A Place to Rest
The Lane’s End stallion complex comprises several buildings, but its foundation sits under a patch of grass and ivy on its outskirts.
A half-circle of hedges to the southeast of the stallion barns conceals the farm’s graveyard; a finely manicured resting place for champions, and the ancestors of champions, that resided at Lane’s End and contributed to the farm’s ascent into one of North America’s leading Thoroughbred operations.
For all the living stars on the Lane’s End property, farm tour and hospitality manager Ande Farish Day said the memorial to the stars of the past is one of the most popular destinations for visitors.
“During COVID, we did some virtual tours through Facebook, and it was one of our most requested virtual tours,” she said. “It was one that we weren’t sure we wanted to do, because it seemed kind of sad, but it was really fun for us to go through and make notes on all these horses that were here before I was here and learn about them.”

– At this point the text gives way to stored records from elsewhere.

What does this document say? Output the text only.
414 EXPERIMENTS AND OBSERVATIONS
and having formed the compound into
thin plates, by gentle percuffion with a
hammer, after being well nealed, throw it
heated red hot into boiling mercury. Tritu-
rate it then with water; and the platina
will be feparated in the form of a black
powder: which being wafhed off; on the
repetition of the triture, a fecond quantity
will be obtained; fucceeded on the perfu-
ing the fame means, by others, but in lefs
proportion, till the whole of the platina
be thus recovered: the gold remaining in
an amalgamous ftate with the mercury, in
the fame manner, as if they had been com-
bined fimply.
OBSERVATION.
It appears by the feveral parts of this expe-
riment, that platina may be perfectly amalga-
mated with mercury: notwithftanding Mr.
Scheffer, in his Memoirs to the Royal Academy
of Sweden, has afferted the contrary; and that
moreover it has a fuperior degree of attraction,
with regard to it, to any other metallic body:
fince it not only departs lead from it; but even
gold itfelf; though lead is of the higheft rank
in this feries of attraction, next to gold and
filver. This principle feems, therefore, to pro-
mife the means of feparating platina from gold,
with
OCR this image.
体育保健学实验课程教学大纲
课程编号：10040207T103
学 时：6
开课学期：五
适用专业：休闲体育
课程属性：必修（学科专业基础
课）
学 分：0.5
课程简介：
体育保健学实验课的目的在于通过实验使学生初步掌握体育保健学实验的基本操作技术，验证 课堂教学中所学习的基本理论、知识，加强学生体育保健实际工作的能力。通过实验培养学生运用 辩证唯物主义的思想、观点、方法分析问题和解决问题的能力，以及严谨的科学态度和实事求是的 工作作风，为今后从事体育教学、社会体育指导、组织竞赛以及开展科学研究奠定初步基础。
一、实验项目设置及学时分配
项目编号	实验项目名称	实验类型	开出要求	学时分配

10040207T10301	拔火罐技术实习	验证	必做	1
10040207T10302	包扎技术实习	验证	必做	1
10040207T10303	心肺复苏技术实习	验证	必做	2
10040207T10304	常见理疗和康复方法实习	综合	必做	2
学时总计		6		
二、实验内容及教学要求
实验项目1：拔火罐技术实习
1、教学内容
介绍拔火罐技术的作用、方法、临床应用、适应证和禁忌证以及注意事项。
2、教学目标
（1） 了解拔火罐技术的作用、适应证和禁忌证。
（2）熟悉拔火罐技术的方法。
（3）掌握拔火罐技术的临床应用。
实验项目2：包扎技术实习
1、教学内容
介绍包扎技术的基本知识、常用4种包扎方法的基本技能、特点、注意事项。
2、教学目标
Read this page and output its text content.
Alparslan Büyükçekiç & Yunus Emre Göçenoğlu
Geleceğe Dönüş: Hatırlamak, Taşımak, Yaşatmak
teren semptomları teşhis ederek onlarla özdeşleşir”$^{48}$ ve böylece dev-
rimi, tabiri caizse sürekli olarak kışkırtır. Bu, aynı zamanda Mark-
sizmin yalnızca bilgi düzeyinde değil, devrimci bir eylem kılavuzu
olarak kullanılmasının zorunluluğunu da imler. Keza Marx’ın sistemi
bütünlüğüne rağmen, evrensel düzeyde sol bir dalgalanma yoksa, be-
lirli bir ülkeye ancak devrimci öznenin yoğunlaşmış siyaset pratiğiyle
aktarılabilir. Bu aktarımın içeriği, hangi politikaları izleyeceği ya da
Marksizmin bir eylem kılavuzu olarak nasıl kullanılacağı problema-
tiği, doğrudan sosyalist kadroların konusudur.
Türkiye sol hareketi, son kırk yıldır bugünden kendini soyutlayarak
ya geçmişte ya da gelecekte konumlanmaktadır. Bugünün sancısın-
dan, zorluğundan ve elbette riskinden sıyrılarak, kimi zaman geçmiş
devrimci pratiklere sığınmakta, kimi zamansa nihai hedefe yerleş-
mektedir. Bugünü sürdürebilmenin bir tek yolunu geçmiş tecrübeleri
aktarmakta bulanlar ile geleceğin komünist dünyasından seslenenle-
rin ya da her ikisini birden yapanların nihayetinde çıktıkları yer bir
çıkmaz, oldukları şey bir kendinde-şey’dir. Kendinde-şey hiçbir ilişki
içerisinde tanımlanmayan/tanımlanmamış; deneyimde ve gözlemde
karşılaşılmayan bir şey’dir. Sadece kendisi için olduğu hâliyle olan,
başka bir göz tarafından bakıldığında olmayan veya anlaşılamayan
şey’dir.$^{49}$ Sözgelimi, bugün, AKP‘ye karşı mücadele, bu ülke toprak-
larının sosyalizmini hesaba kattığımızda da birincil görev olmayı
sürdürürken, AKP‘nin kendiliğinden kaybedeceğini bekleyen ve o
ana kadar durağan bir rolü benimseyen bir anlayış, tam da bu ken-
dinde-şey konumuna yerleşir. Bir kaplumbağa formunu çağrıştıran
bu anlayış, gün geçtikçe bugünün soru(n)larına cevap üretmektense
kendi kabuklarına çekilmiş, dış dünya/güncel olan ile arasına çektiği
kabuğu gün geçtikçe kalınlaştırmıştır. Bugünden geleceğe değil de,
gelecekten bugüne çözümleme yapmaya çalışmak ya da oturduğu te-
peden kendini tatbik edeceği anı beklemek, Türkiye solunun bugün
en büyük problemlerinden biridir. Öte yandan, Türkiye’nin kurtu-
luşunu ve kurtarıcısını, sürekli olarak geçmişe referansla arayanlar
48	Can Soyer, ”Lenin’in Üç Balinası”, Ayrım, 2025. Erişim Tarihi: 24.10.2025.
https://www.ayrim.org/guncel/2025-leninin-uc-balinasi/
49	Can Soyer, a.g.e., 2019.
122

The graveyard was constructed and landscaped before it was needed, but as the farm’s stallion operation opened and expanded in the mid-to-late 1980s, the natural order of life meant it would eventually have residents.
The first was Fappiano, who arrived at Lane’s End in 1987 after beginning his stud career in Florida, and succumbed to laminitis in 1990. The newest members are sire City Zip and broodmare Private Status, the dam of Kentucky Oaks winner Secret Status, who both died in 2017.
As much as the graveyard is a tribute to the horses within it, the plot of land is a salute to symmetry and serenity.
With the brick entryway under one’s feet, the graveyard consists of three curved rows, with 13 foundation broodmares on the left and 15 stallions on the right, with a grass walkway down the middle.
Pedigrees crisscross the aisle and loop around the swaying Japanese Zelkova trees. Weekend Surprise, one of the breed’s greatest blue hen mares, rests just a few steps away from her Preakness Stakes-winning son Summer Squall. Both were born at Lane’s End and spent their reproductive careers there before ultimately sharing a resting place.
The rows are separated by gender, but blood stays close in the Lane’s End graveyard. Weekend Surprise is buried next to her dam, the cornerstone broodmare Lassie Dear. To the left of Lassie Dear is another of her daughters, Charming Lassie, who produced the champion and pensioned Lane’s End sire Lemon Drop Kid. Dixieland Band, one of the three original members of the Lane’s End stallion roster, resides next to his son Dixie Union.
No matter what a horse achieves to merit a place in the graveyard, their monument is the same as the horse next to them. Each horse gets a limestone marker signifying their name, sire and dam, and their year of birth and death. The stones are made by Clark Monuments in nearby Versailles, Ky.
Tradition has often seen a horse’s head, heart, and hooves interred in their final resting place, while the best of the best are buried whole. Lane’s End chooses cremation for its graveyard roster, both for a simple interment, and to ensure that every property that was touched by a great horse has a chance to properly memorialize them.
“We like cremation, because it’s a way to share the ashes,” Farish Day said. “These horses impacted a lot of people before they got to Lane’s End, so we can share the ashes with them. Gulch has a portion of his ashes buried at Old Friends.”
For all the prominent names tied to the Lane’s End legacy that reside in the graveyard, there is one name whose absence from the enclosure is impossible to ignore.
A.P. Indy, perhaps the farm’s greatest son, did not get a headstone in the Lane’s End graveyard following his death in 2020. Instead, his limestone marker was placed in front of the life-sized bronze statue of the 1992 Horse of the Year that oversees the courtyard between the stud barns.
For a horse that did so much to advance Lane’s End on the racetrack and in the breeding shed, Farish Day said it was only fitting.
“A.P. Indy was just so important to the farm, and we’d already had the statue made long before he passed away, so it just made sense to bury him at that center spot in the stallion complex,” she said.
When a place feels like it’s on a different plane from the land around it, it’s hard to ignore what one can see of the outside world, and how it ties into what is inside the bubble. The attraction is what is under foot, but it’s hard not to look up and notice how quietly the clouds move across the blue sky during an unseasonably warm March day.
The barriers, both visible and invisible, also provide a link between Lane’s End’s past and its present and future. From the graveyard, one can see the paddocks of active stallions including Honor Code, The Factor, Accelerate, and Game Winner.
Even as a natural bubble from the world of the living that surrounds it, the reminders of what the graveyard’s residents built are made clear in the senses one experiences inside of that bubble. Each sense is felt in that particular spot because the horses buried there made it so.
It’s just some landscaped headstones, but it’s also so much more.